La prima della versione francese ebbe luogo all’Opéra di Parigi sei mesi dopo, il 21 giugno, diretta da Pierre Dervaux con Rita Gorr e Régine Crespin. Negli Stati Uniti la prima fu il 20 settembre 1957 al San Francisco Opera diretta da Erich Leinsdorf con Dorothy Kirsten e Leontyne Price. Al Teatro Verdi (Trieste) la prima avvenne il successivo 23 novembre diretta da Oliviero De Fabritiis con Alfredo Kraus, Gianna Pederzini ed Eno Mucchiutti. Nel Regno Unito invece il 16 gennaio 1958 al Royal Opera House, Covent Garden di Londra diretta da Rafael Kubelik con Joan Sutherland. Al Wiener Staatsoper il 14 febbraio 1959 con Anneliese Rothenberger ed Anton Dermota e sino al 1964 ha avuto 20 recite. Al Teatro Massimo Vincenzo Bellini di Catania andò in scena nel 1959 un’edizione che lo stesso autore definì come la migliore messa in scena della sua opera. All’Opera di Santa Fe (Nuovo Messico) va in scena nel 1966 con Jean Kraft e nel 1999. Al Metropolitan Opera House di New York la premiere è stata nel 1977 con la Crespin, Shirley Verrett e la Kraft nella traduzione inglese di Joseph Machlis e fino al 2013 ha avuto 57 recite. In Scozia nel 1992 avviene la prima nel New Athenaeum Theatre di Glasgow per la Royal Scottish Academy of Music and Drama (RSAMD) nella traduzione di Machlis. L’opera viene allestita per la stagione 2015 del Teatro Petruzzelli di Bari.

Finalmente nel 1959, con regia di Philippe Agostini, il p. Bruckberger riusciva ad attuare il suo sogno cinematografico portando sugli schermi Les dialogues des Carmélites, film in coproduzione italo-francese: l’epopea delle 16 martiri, figlie di santa Teresa d’Avila era così resa nota a tutto il mondo grazie alle tecnologie del XX secolo.

BIBLIOGRAFIA ESSENZIALE

PIO VI, Lettera apostolica Quare Lacrymis.

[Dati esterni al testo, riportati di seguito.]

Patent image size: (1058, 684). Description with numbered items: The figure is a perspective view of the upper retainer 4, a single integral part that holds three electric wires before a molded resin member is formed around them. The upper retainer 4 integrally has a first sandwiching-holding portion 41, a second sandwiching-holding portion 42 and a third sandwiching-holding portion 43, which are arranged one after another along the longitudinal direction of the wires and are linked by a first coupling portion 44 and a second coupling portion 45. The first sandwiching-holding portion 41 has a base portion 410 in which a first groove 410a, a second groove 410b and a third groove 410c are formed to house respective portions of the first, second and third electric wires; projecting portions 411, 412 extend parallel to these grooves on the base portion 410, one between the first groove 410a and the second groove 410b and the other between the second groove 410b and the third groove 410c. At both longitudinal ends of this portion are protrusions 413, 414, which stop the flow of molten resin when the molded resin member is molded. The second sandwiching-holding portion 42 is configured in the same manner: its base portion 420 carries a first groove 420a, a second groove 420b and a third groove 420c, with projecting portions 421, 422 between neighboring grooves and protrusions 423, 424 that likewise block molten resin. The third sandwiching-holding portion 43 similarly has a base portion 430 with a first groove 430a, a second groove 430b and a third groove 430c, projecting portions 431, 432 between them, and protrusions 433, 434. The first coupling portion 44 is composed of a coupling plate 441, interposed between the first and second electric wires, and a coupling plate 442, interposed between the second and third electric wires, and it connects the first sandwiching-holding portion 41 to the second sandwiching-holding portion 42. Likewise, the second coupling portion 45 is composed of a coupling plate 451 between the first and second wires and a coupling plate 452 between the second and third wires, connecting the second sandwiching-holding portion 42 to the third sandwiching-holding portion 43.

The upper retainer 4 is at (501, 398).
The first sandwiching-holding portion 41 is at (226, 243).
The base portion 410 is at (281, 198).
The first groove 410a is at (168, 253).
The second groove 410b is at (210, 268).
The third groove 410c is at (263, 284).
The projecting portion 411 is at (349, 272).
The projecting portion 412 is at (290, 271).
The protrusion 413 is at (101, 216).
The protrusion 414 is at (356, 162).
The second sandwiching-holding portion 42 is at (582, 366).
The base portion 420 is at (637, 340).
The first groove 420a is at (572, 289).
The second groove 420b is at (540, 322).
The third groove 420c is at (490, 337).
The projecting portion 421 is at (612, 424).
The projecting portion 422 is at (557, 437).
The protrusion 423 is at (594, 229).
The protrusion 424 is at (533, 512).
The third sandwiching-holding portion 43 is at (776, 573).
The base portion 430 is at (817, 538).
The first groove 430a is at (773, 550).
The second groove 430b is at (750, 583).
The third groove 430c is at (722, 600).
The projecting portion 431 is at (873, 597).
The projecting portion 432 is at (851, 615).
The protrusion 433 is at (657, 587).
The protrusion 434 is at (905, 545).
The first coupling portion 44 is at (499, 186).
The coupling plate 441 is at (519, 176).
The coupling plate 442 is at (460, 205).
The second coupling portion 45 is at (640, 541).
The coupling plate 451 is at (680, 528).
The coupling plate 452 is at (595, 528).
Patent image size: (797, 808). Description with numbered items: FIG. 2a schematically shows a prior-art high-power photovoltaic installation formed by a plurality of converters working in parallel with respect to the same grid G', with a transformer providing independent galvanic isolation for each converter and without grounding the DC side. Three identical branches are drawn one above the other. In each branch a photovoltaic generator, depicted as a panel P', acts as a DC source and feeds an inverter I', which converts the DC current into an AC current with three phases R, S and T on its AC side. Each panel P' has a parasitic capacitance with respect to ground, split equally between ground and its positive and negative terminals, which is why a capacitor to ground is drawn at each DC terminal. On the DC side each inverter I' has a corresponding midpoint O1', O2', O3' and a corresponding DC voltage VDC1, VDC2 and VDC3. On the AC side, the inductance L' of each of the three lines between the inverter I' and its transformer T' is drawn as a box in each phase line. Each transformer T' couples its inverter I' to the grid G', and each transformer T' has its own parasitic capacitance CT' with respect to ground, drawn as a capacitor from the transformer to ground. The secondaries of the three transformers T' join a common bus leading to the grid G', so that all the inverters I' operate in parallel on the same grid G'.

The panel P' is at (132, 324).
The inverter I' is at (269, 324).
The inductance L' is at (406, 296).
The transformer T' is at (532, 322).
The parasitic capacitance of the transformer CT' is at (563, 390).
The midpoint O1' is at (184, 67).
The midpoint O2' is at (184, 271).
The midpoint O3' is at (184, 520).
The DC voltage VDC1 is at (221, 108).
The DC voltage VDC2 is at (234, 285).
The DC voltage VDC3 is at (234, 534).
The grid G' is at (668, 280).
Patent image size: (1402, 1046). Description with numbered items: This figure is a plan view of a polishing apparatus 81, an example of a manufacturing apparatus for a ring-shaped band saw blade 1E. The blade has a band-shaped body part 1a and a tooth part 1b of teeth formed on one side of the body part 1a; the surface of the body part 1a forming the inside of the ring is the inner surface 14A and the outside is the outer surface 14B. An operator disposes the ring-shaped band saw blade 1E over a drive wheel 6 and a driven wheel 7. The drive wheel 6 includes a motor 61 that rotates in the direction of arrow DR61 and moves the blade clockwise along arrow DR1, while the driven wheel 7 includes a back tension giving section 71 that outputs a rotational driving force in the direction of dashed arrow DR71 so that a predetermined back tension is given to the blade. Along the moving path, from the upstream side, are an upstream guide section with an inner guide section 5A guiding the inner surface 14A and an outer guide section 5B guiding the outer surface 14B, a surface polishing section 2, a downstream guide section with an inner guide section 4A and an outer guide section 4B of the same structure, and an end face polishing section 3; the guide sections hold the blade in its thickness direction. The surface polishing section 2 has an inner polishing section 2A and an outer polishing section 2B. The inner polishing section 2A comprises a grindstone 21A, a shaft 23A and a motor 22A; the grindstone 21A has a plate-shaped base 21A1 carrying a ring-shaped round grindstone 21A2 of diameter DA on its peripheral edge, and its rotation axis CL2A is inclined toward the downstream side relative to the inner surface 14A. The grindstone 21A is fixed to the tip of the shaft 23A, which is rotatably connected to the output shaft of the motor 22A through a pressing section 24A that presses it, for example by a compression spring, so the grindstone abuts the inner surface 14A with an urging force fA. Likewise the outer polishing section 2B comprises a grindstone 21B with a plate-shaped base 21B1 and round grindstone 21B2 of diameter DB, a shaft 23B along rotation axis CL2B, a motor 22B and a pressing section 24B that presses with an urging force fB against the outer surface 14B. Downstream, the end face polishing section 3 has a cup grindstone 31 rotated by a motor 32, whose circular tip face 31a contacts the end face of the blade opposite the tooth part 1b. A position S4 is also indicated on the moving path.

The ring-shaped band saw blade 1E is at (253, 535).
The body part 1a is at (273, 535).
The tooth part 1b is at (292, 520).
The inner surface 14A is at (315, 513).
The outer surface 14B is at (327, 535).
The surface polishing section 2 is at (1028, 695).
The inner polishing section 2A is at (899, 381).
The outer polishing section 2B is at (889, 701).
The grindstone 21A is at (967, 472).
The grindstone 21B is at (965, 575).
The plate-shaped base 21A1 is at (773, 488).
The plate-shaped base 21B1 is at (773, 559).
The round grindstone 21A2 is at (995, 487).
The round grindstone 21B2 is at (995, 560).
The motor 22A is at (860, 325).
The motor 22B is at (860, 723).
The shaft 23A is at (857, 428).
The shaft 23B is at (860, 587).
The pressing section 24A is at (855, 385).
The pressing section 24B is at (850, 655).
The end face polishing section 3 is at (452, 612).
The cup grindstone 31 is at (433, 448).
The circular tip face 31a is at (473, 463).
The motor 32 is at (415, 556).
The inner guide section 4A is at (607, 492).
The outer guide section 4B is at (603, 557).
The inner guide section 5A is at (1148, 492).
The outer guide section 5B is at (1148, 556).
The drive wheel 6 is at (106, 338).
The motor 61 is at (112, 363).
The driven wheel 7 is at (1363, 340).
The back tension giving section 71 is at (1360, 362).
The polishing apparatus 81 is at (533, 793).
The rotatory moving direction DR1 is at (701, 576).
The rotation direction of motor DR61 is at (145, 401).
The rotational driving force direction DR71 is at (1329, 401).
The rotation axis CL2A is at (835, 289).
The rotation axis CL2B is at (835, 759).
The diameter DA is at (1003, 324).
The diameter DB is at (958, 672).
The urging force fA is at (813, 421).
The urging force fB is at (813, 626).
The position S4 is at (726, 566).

CONGRAGAZIONE PER IL CULTO DIVINO, Martirologio Romano, Libreria Editrice Vaticana, 2004.

AA.VV., Bibliotheca Sanctorum, Città Nuova.

GEORGES BERNANOS, Dialoghi delle Carmelitane, Morcelliana Edizioni, 2008.

CAPPA, P. GELLI, M. MATTAROZZI, Dizionario dello spettacolo del ‘900, Baldini & Castoldi, 1998.

ANTONIO SICARI, Il quarto libro dei ritratti di santi, Jaca Book, 2010.